BP’s addiction to fossil fuels is causing climate change, say critics
THE EDINBURGH FESTIVAL headquarters became the stage for protest on Sunday as activists challenged the event’s links to fossil fuels company BP.
BP, which is one of the world’s largest oil companies, has been subject to intense criticism since the Deepwater Horizon spill which released 4.9 million barrels of oil into the Gulf of Mexico.
The protest in Edinburgh – which campaigners said “re-enacted the spill” and removed the BP logo from the festival building – was organised by campaign group BP or not BP, Friends of the Earth Scotland, and Edinburgh People and Planet campaign.
Chris Garrard from BP or not BP? said: “This marks the beginning of the end of BP’s sponsorship of the Edinburgh International Festival. With leading artists speaking out against the sponsors of their own shows, the festival has to listen. If the festival is genuinely committed to sustainability, that has to apply to its sponsors too. BP is just one of many – there’s no reason why it can’t be replaced.”
The protest following successful campaigns at Glasgow and Edinburgh universities for a reduction in investments in fossil fuel companies. In Edinburgh students occupied a campus building, before winning concessions from management on the issue of fossil fuels divestment .
Ric Lander, Friends of the Earth Scotland, said: “Scotland has world leading climate targets and a fast-growing renewable energy industry. Our universities and faith groups are ditching their ties with fossil fuels. Speaking to people at the festival today a lot of folk seem to agree that we should not let climate-wrecking companies like BP use Scotland’s treasured public arts to buy a veneer of respectability.”

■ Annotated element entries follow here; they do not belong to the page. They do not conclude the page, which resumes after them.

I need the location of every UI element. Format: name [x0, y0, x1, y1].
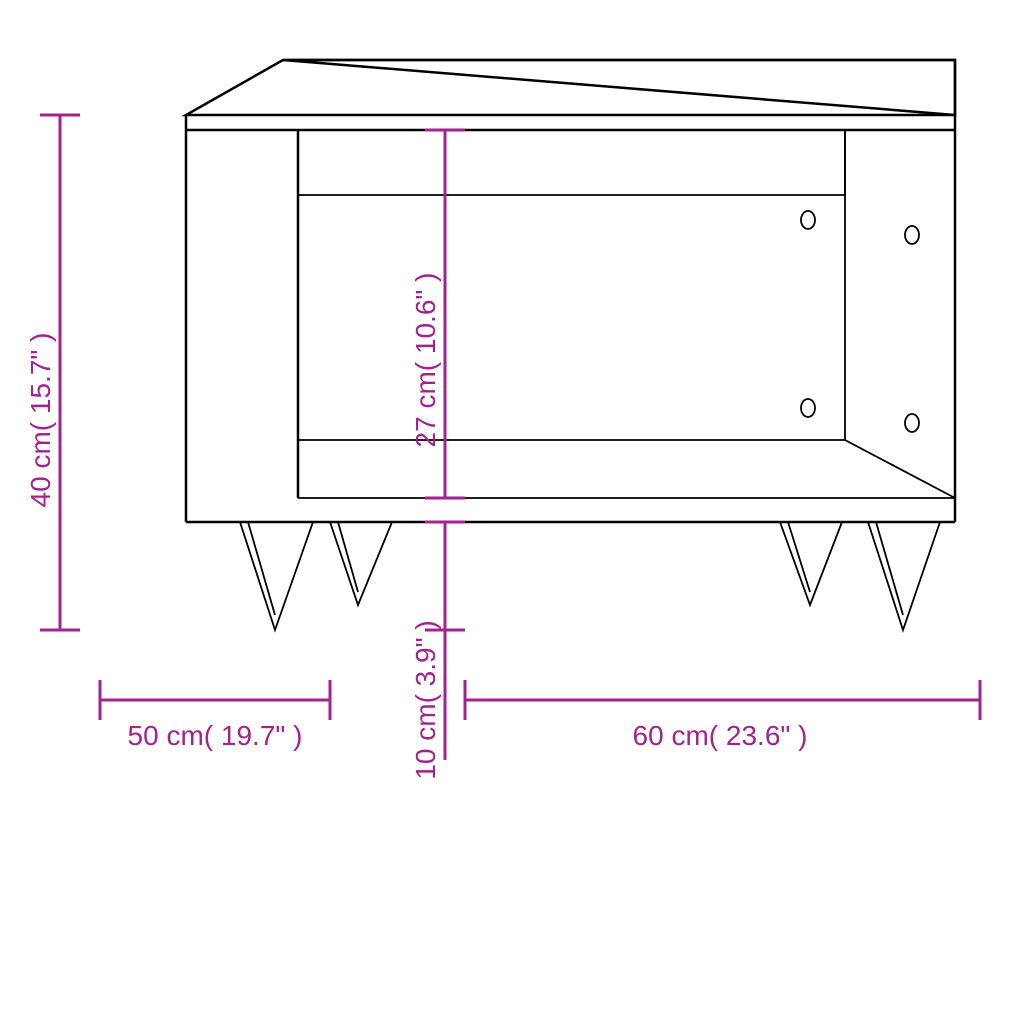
svg-text:40 cm( 15.7" ): 40 cm( 15.7" ) [25, 333, 56, 508]
depth-cm: 50 cm [128, 720, 204, 751]
height-total-in: 15.7" [25, 350, 56, 414]
dim-height-legs: 10 cm( 3.9" ) [410, 522, 465, 780]
depth-in: 19.7" [221, 720, 285, 751]
height-inner-cm: 27 cm [410, 371, 441, 447]
height-legs-cm: 10 cm [410, 703, 441, 779]
height-total-cm: 40 cm [25, 431, 56, 507]
dim-depth: 50 cm( 19.7" ) [100, 680, 330, 751]
dim-height-total: 40 cm( 15.7" ) [25, 115, 80, 630]
svg-text:60 cm( 23.6" ): 60 cm( 23.6" ) [633, 720, 808, 751]
width-in: 23.6" [726, 720, 790, 751]
height-legs-in: 3.9" [410, 637, 441, 686]
dim-width: 60 cm( 23.6" ) [465, 680, 980, 751]
dimension-diagram: 40 cm( 15.7" ) 27 cm( 10.6" ) 10 cm( 3.9… [0, 0, 1024, 1024]
width-cm: 60 cm [633, 720, 709, 751]
svg-text:10 cm( 3.9" ): 10 cm( 3.9" ) [410, 620, 441, 779]
svg-text:27 cm( 10.6" ): 27 cm( 10.6" ) [410, 273, 441, 448]
height-inner-in: 10.6" [410, 290, 441, 354]
dim-height-inner: 27 cm( 10.6" ) [410, 130, 465, 498]
svg-text:50 cm( 19.7" ): 50 cm( 19.7" ) [128, 720, 303, 751]
furniture-drawing [186, 60, 955, 630]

Eleanor Dow, a medical student and Edinburgh People & Planet campaigner, added: “We need to expose this absurd and dangerous act of greenwashing by a company that is contributing to catastrophic climate change. With the triumph of our occupation this year, which forced Edinburgh University to drop its investments in three major fossil fuel companies, it is clear the fossil fuel divestment movement is winning. The EIF needs to get its act together instead of remaining complicit in the destruction of our planet.”
BP is pushing ahead with plans to expand oil drilling in the environmentally sensitive Arctic region. Last year the company made a $4bn operating profit.